Sempre figura nos dicionários, como um dos significados possíveis para “solidariedade”, a ideia de uma adesão à causa de outrem, de uma solicitude desinteressada e generosa disposta a ajudar e acompanhar alguém em uma determinada situação. Indo além, nos recorda o Papa Francisco:

 “Embora um pouco desgastada e, por vezes, até mal interpretada, a palavra ‘solidariedade’ significa muito mais do que alguns atos esporádicos de generosidade; supõe a criação duma nova mentalidade que pense em termos de comunidade, de prioridade da vida de todos (...)” (Evangelii Gaudium, 188)

Desta forma, é possível compreender a forma com que Deus se solidariza à humanidade. Na história da salvação, não agiu somente em favor de alguns, isoladamente, mas visava sempre o bem comum, priorizando, como bem disse o Papa Francisco, a “vida de todos”. Na “plenitude dos tempos” (Gl 4,4), quando esta vida estava ameaçada veementemente pelo pecado da insolidariedade humana (e ainda está!), Deus se fez solidário à nossa causa: “não usou de seu direito de ser tratado como um deus, mas esvaziou-se a si mesmo, assumindo a condição de escravo, fazendo-se semelhante aos homens” (Fl 2,6-7), para nos servir o dom da salvação.

Com o Natal de Jesus, Deus se solidarizou e se solidariza à nossa condição frágil, pequena, limitada, nos ajudando a perceber que somente pela mútua solidariedade é que nasceremos, um dia, para a vida eterna, pois nascendo em nossa vida, nos faz nascer para a Vida d´Ele; humanizando-se, diviniza-nos; rebaixando-se, eleva-nos; esvaziando-se, preenche-nos. É o que rezamos no prefácio da Liturgia Eucarística do Natal:

“(...) Por Ele, realiza-se hoje o maravilhoso encontro que nos dá vida nova em plenitude. No momento em que vosso Filho assume nossa fraqueza, a natureza humana recebe uma incomparável dignidade: ao tornar-se Ele um de nós, nós nos tornamos eternos.”

Esta belíssima forma de Deus se solidarizar conosco tem uma marca fundamental: a gratuidade. A pseudossolidariedade que muitas vezes experimentamos, é carregada de um interesse retributivo, onde se oferece ajuda a alguém para com ela se criar um crédito, a ser futuramente cobrado e executado, desfigurando assim o genuíno sentido da solidariedade. Com Deus, a Graça é de graça, e se assim a recebemos, assim devemos dá-la (cf. Mt 10,8b). O que se busca é ser solidário, de forma desinteressada e altruísta, pois dessa forma, nos diz Jesus, “serás feliz porque eles não têm com o que retribuir” (Lc 14,14a).

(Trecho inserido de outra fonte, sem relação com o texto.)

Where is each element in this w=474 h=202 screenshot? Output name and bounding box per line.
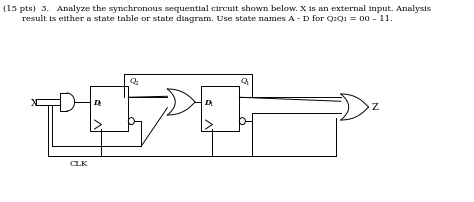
Text: (15 pts)  3.   Analyze the synchronous sequential circuit shown below. X is an e: (15 pts) 3. Analyze the synchronous sequ…	[2, 5, 430, 13]
Text: 2: 2	[98, 102, 101, 107]
Text: 1: 1	[209, 102, 212, 107]
Text: Q: Q	[240, 76, 246, 84]
Text: 1: 1	[246, 81, 249, 86]
Bar	[90, 87, 128, 131]
Text: Z: Z	[371, 103, 378, 112]
Text: D: D	[204, 98, 210, 106]
Text: X: X	[31, 98, 38, 107]
Text: CLK: CLK	[69, 159, 88, 167]
Text: 2: 2	[135, 81, 138, 86]
Text: Q: Q	[129, 76, 136, 84]
Bar	[201, 87, 239, 131]
Text: result is either a state table or state diagram. Use state names A - D for Q₂Q₁ : result is either a state table or state …	[22, 15, 392, 23]
Text: D: D	[93, 98, 100, 106]
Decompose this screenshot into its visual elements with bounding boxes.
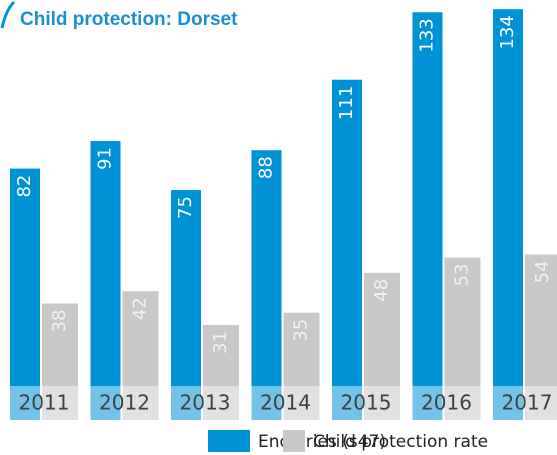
bar <box>493 9 523 420</box>
category-band <box>90 386 159 420</box>
legend-swatch <box>283 430 305 452</box>
category-band <box>332 386 400 420</box>
value-label: 35 <box>291 319 312 342</box>
value-label: 54 <box>532 260 553 283</box>
category-band <box>493 386 557 420</box>
value-label: 111 <box>336 86 357 120</box>
value-label: 88 <box>256 156 277 179</box>
corner-arc <box>0 0 16 29</box>
bar <box>10 168 40 420</box>
x-tick-label: 2015 <box>341 391 392 415</box>
x-tick-label: 2014 <box>260 391 311 415</box>
bar <box>364 272 400 420</box>
legend-label: Child protection rate <box>313 432 488 452</box>
x-tick-label: 2016 <box>421 391 472 415</box>
x-tick-label: 2013 <box>180 391 231 415</box>
legend-swatch <box>208 430 250 452</box>
value-label: 38 <box>49 310 70 333</box>
bar <box>412 12 443 420</box>
value-label: 82 <box>14 175 35 198</box>
category-band <box>171 386 239 420</box>
value-label: 42 <box>130 297 151 320</box>
bar <box>42 303 78 420</box>
x-tick-label: 2012 <box>99 391 150 415</box>
bar <box>203 324 239 420</box>
chart-title: Child protection: Dorset <box>20 9 238 30</box>
bar <box>444 257 481 420</box>
value-label: 133 <box>417 18 438 52</box>
bar <box>171 190 201 420</box>
value-label: 75 <box>175 196 196 219</box>
value-label: 53 <box>452 264 473 287</box>
value-label: 48 <box>371 279 392 302</box>
category-band <box>251 386 320 420</box>
bar <box>251 150 282 420</box>
value-label: 91 <box>95 147 116 170</box>
value-label: 31 <box>210 331 231 354</box>
x-tick-label: 2011 <box>19 391 70 415</box>
bar <box>90 141 121 420</box>
bar <box>122 291 159 420</box>
x-tick-label: 2017 <box>502 391 553 415</box>
value-label: 134 <box>497 15 518 49</box>
bar <box>525 254 557 420</box>
bar <box>283 312 320 420</box>
category-band <box>412 386 481 420</box>
category-band <box>10 386 78 420</box>
bar <box>332 79 362 420</box>
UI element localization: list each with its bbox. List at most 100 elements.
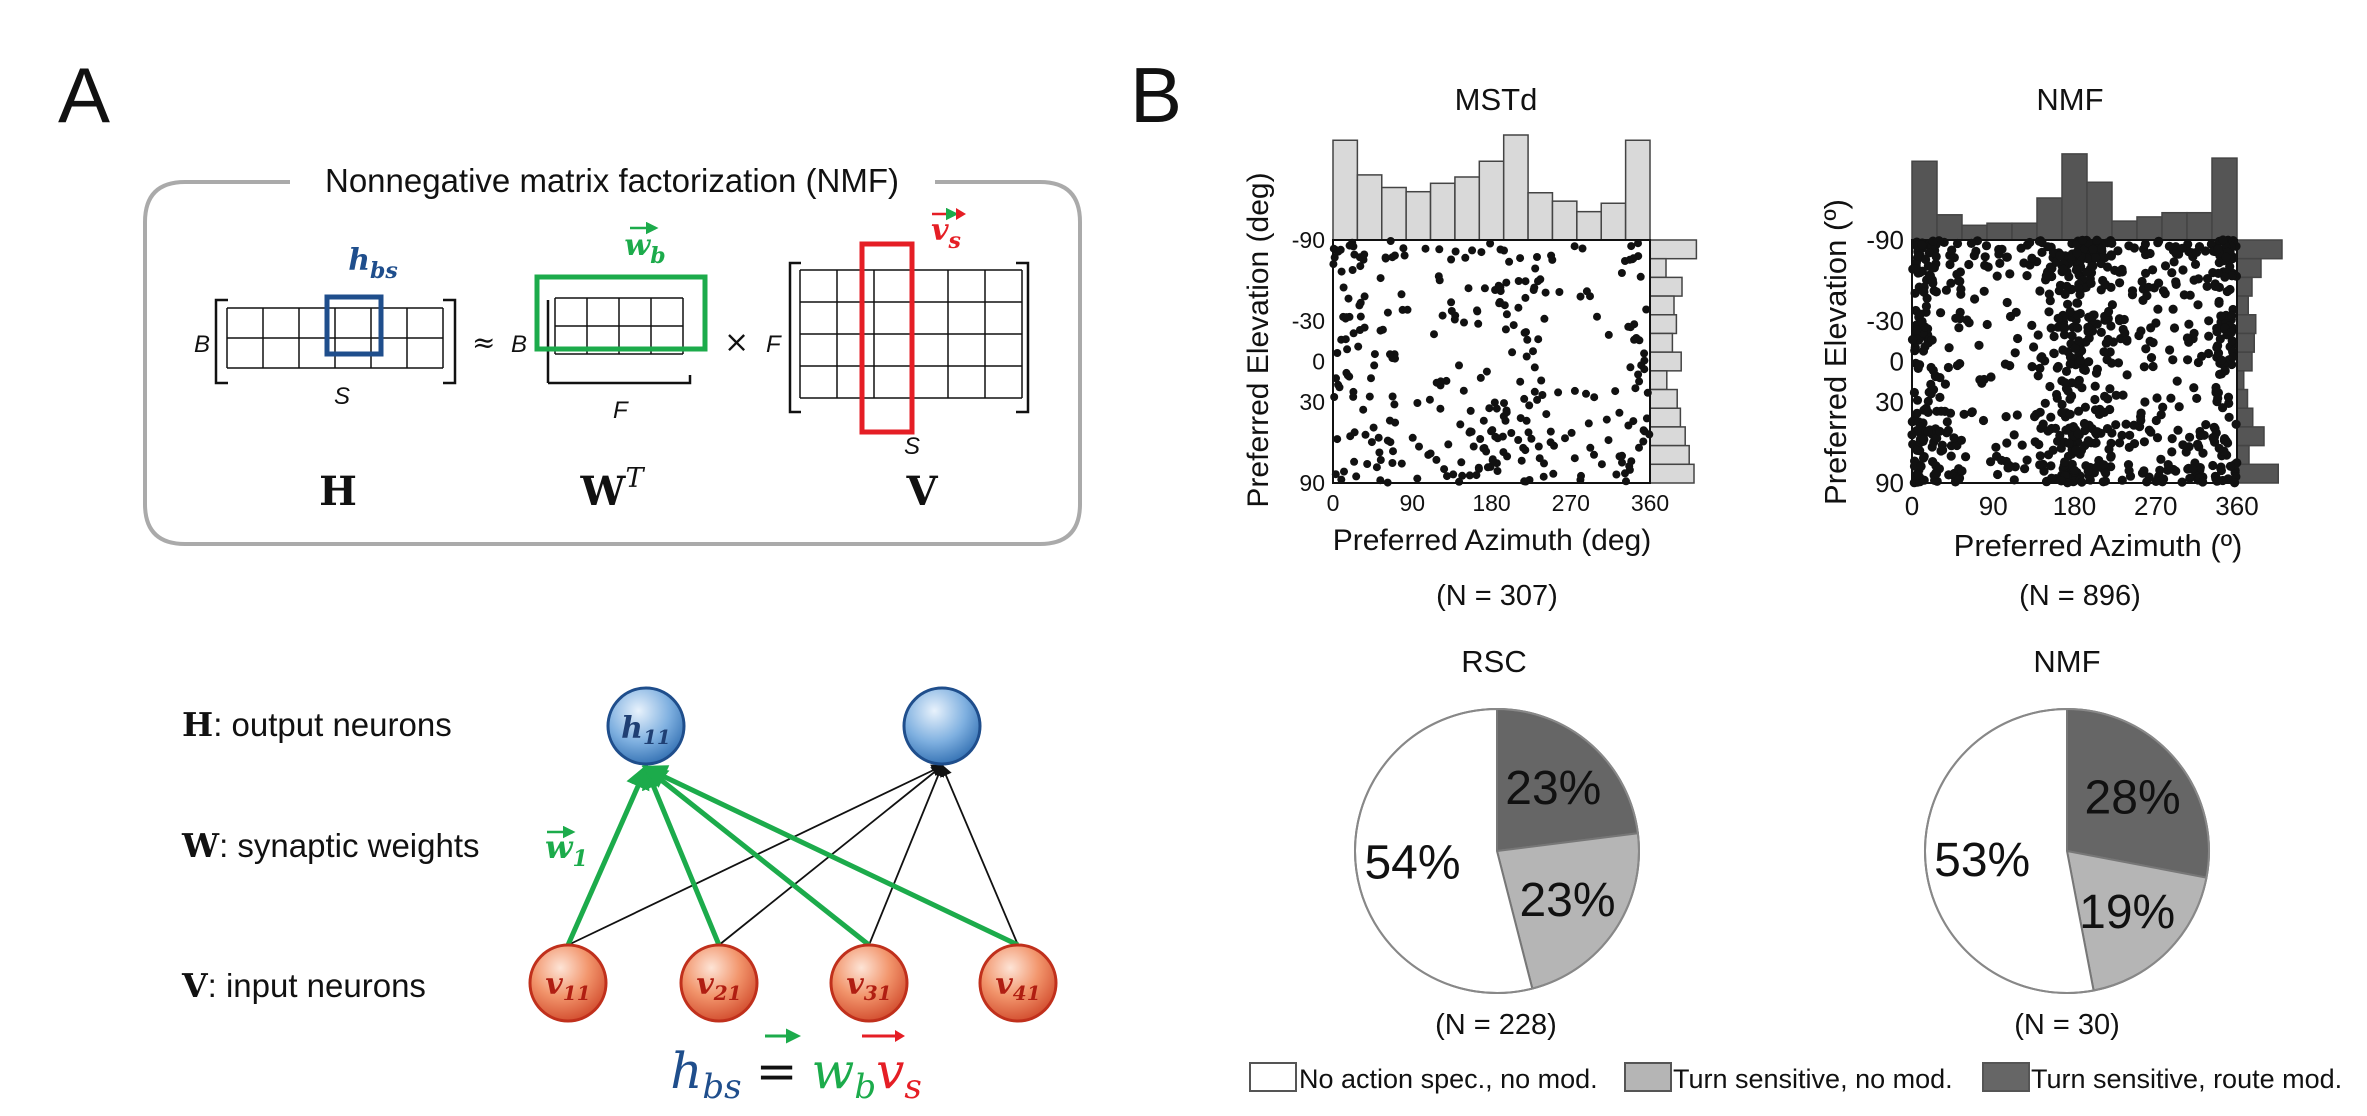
legend-label-no-action: No action spec., no mod.: [1299, 1064, 1598, 1094]
azimuth-histogram-bar: [2036, 197, 2063, 241]
dim-b-label-h: B: [194, 331, 210, 358]
data-point: [1333, 349, 1342, 357]
data-point: [1530, 363, 1539, 372]
data-point: [1516, 377, 1525, 386]
data-point: [1538, 391, 1547, 399]
dim-s-label-h: S: [334, 383, 350, 410]
data-point: [1916, 461, 1926, 471]
data-point: [1974, 340, 1984, 350]
data-point: [1438, 311, 1447, 320]
data-point: [2092, 235, 2102, 245]
data-point: [2083, 436, 2093, 446]
data-point: [1399, 244, 1408, 253]
data-point: [2068, 422, 2078, 432]
data-point: [1488, 426, 1497, 435]
data-point: [1464, 284, 1473, 293]
data-point: [2016, 243, 2026, 253]
data-point: [1597, 460, 1606, 469]
data-point: [1931, 468, 1942, 479]
data-point: [1936, 406, 1946, 416]
data-point: [2055, 251, 2065, 261]
data-point: [2139, 466, 2149, 476]
data-point: [2052, 389, 2062, 400]
data-point: [1533, 395, 1542, 404]
data-point: [1491, 432, 1500, 441]
data-point: [1618, 458, 1626, 467]
data-point: [1626, 363, 1635, 372]
input-neuron-label: v21: [696, 967, 741, 1005]
data-point: [2009, 430, 2019, 440]
data-point: [1421, 244, 1430, 253]
data-point: [2044, 289, 2054, 299]
data-point: [1460, 318, 1468, 327]
data-point: [1570, 386, 1579, 395]
data-point: [1386, 237, 1395, 245]
data-point: [2216, 355, 2227, 365]
data-point: [1913, 470, 1923, 480]
azimuth-histogram-bar: [1478, 160, 1505, 241]
data-point: [1582, 389, 1590, 398]
azimuth-histogram-bar: [2086, 181, 2113, 241]
data-point: [1415, 442, 1423, 451]
data-point: [1925, 271, 1935, 281]
data-point: [2166, 393, 2176, 403]
azimuth-histogram-bar: [1332, 139, 1359, 241]
data-point: [2193, 300, 2203, 310]
data-point: [2041, 271, 2051, 281]
elevation-histogram-bar: [1649, 370, 1668, 391]
data-point: [1952, 360, 1962, 371]
elevation-histogram-bar: [1649, 444, 1690, 466]
data-point: [1946, 451, 1956, 461]
data-point: [2050, 423, 2061, 433]
data-point: [2067, 331, 2077, 341]
data-point: [1466, 406, 1475, 415]
vs-vector-arrowhead: [956, 208, 966, 220]
data-point: [2098, 251, 2108, 261]
data-point: [1910, 346, 1920, 356]
data-point: [2067, 378, 2077, 388]
data-point: [2148, 265, 2158, 275]
data-point: [2062, 281, 2072, 291]
data-point: [2159, 474, 2169, 484]
data-point: [1456, 420, 1465, 429]
nmf-azimuth-histogram: [1911, 153, 2238, 241]
azimuth-histogram-bar: [2111, 220, 2138, 241]
dim-f-label-v: F: [766, 331, 782, 358]
data-point: [2099, 347, 2109, 357]
data-point: [1640, 349, 1649, 358]
pie-slice-label: 53%: [1934, 834, 2030, 887]
data-point: [2151, 476, 2161, 486]
data-point: [1624, 421, 1633, 430]
data-point: [2017, 440, 2027, 450]
pie-outline: [1924, 708, 2210, 994]
data-point: [1482, 367, 1491, 376]
elevation-histogram-bar: [2236, 388, 2249, 409]
data-point: [1375, 448, 1384, 457]
data-point: [1449, 470, 1458, 479]
data-point: [1534, 277, 1542, 286]
hbs-highlight: [324, 294, 384, 357]
azimuth-histogram-bar: [2186, 211, 2213, 241]
data-point: [2058, 345, 2068, 355]
data-point: [2034, 439, 2044, 450]
mstd-elevation-histogram: [1649, 239, 1698, 484]
x-tick-label: 360: [2215, 491, 2258, 521]
data-point: [1533, 253, 1541, 261]
mstd-ylabel: Preferred Elevation (deg): [1242, 172, 1275, 507]
data-point: [2122, 335, 2132, 345]
data-point: [1582, 287, 1591, 296]
data-point: [1923, 427, 1933, 437]
data-point: [2029, 342, 2039, 352]
data-point: [1391, 418, 1400, 427]
h11-label: h11: [621, 711, 671, 749]
data-point: [2001, 412, 2011, 422]
data-point: [2106, 462, 2116, 472]
elevation-histogram-bar: [1649, 351, 1682, 372]
data-point: [1440, 465, 1449, 474]
nmf-xlabel: Preferred Azimuth (º): [1954, 528, 2243, 563]
data-point: [1348, 266, 1357, 274]
eq-v-vector-arrowhead: [895, 1030, 905, 1042]
data-point: [2167, 434, 2177, 444]
data-point: [2071, 445, 2081, 455]
pie-rsc-title: RSC: [1461, 644, 1526, 679]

Se Deus se solidarizou à nossa causa, é hora de nos solidarizarmos à causa de Deus, que é a causa do Reino. É hora de também assumirmos a carne empobrecida dos nossos irmãos e irmãs marginalizados, fragilizados, esquecidos, para devolver-lhes a dignidade; é hora de nos encarnarmos no mundo, para que, como Jesus, salvá-lo a partir de dentro, e não mais vivermos como se estivéssemos acima d´Ele; é hora de passar da mera solidariedade mental à solidariedade manual, que arregaça as mangas e vai à luta, como mais uma vez nos ensina o Papa Francisco:

“A solidariedade, entendida no seu sentido mais profundo e desafiador, torna-se assim um estilo de construção da história, um âmbito vital onde os conflitos, as tensões e os opostos podem alcançar uma unidade multifacetada que gera nova vida.” (Evangelii Gaudium, n. 228)

É hora de unir o Natal à Páscoa, como oportunidade de nascer e renascer para uma vida nova, construir uma nova história e fazer deste um mundo novo!

Daniel Reis

Daniel Reis é bacharel em Direito e em Teologia pela PUC Minas. Cursou Especialização em Liturgia, pelo Centro de Liturgia Dom Clemente Isnard e Universidade Salesiana de São Paulo (UNISAL). Membro do Secretariado Arquidiocesano de Liturgia (SAL) e Auditor do Tribunal Eclesiástico da Arquidiocese de Belo Horizonte. Membro da Comissão de Liturgia da CNBB-Leste II. Membro da Associação dos Liturgistas do Brasil (ASLI).